The Rest Is Not Optional

After you bring the dough together (by whatever method you choose), you need to wrap it up and let it sit. At least 30 minutes. An hour is better. I know it’s tempting to skip this step, especially when you’re hungry and the dough looks ready. But resting lets the gluten relax, which means the dough will be easier to roll out, less likely to spring back on you, and more pliable overall. Skip it, and you’ll be fighting with a stiff, elastic ball that refuses to cooperate. Ask me how I know.

Room temperature is fine for the rest. No need to refrigerate unless you’re planning to hold it for longer than an hour or two.

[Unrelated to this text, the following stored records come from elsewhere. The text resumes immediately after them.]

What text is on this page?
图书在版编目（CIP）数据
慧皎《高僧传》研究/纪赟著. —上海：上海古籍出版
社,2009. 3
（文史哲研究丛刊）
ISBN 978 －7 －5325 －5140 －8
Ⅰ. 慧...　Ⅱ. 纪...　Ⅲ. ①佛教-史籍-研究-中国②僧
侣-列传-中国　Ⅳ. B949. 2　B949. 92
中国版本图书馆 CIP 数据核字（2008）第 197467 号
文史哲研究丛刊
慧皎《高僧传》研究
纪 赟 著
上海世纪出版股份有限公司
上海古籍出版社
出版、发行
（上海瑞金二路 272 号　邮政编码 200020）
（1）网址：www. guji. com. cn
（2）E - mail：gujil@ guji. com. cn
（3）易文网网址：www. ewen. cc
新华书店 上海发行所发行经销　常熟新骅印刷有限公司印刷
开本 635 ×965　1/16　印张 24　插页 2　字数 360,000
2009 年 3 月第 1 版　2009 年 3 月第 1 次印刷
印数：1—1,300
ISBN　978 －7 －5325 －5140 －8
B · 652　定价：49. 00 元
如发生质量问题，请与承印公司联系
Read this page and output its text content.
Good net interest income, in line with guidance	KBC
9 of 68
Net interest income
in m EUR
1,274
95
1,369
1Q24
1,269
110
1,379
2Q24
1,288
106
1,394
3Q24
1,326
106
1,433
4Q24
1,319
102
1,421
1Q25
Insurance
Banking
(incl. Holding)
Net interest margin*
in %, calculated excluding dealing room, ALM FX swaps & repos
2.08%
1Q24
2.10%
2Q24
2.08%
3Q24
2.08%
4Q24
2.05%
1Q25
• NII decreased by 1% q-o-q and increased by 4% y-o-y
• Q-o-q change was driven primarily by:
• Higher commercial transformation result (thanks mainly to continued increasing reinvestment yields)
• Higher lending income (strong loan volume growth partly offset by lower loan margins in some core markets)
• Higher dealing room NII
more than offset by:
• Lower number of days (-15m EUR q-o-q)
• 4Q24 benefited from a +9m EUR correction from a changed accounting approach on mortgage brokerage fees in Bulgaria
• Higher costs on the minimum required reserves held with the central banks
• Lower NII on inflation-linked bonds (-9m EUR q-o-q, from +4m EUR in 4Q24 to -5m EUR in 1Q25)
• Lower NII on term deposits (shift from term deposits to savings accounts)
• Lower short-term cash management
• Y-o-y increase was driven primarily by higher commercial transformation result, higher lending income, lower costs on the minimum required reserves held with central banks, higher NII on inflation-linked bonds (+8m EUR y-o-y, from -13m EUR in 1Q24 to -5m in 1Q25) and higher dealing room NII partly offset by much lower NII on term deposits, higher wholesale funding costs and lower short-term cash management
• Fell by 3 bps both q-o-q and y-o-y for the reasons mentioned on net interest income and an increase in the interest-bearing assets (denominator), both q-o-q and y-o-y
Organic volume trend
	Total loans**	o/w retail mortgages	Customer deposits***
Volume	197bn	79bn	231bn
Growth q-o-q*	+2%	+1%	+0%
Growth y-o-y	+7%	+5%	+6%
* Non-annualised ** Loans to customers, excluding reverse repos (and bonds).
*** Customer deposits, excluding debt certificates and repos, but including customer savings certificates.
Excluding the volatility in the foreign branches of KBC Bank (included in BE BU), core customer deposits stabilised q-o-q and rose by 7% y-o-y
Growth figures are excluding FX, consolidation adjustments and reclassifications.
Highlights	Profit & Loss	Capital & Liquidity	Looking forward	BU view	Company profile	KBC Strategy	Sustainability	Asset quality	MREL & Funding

Which Method Should You Use?

All three methods in this recipe produce the same dough. The food processor is the fastest, usually about 30 seconds of pulsing before you turn it out and do a quick knead. The stand mixer with a dough hook takes a bit longer but is great if you want to be hands-off. And the traditional by-hand method takes the most time and effort, around 10 minutes of kneading, but it gives you the most control over the feel of the dough. If you’ve never made pasta before, I’d actually suggest trying the hand method at least once. You’ll learn what the dough is supposed to feel like at each stage, and that knowledge carries over no matter which tool you use next time.

What to Make With It

Once you’ve got your pasta dough rested and ready, you can roll it into just about anything. Sheets for lasagna with homemade noodles, fettuccine for crispy chicken fettuccine alfredo, or tagliatelle to toss with a rich homemade bolognese meat sauce. Pappardelle, ravioli, linguine. Same dough, different shapes, completely different meals.

Storage Tips

Fresh pasta dough keeps well in the fridge for up to two days, wrapped tightly in plastic. You can also freeze it. Just flatten the dough into a disc before wrapping so it thaws more evenly. When you’re ready to use it, let it come back to room temperature before rolling. Trying to roll cold dough is an exercise in frustration, and life’s too short for that.

If you’ve already cut the pasta into noodles, toss them with a little semolina flour to keep them from sticking, then nest them loosely on a sheet pan. They’ll keep in the fridge for a day, or you can freeze them flat on the pan and transfer to a bag once solid.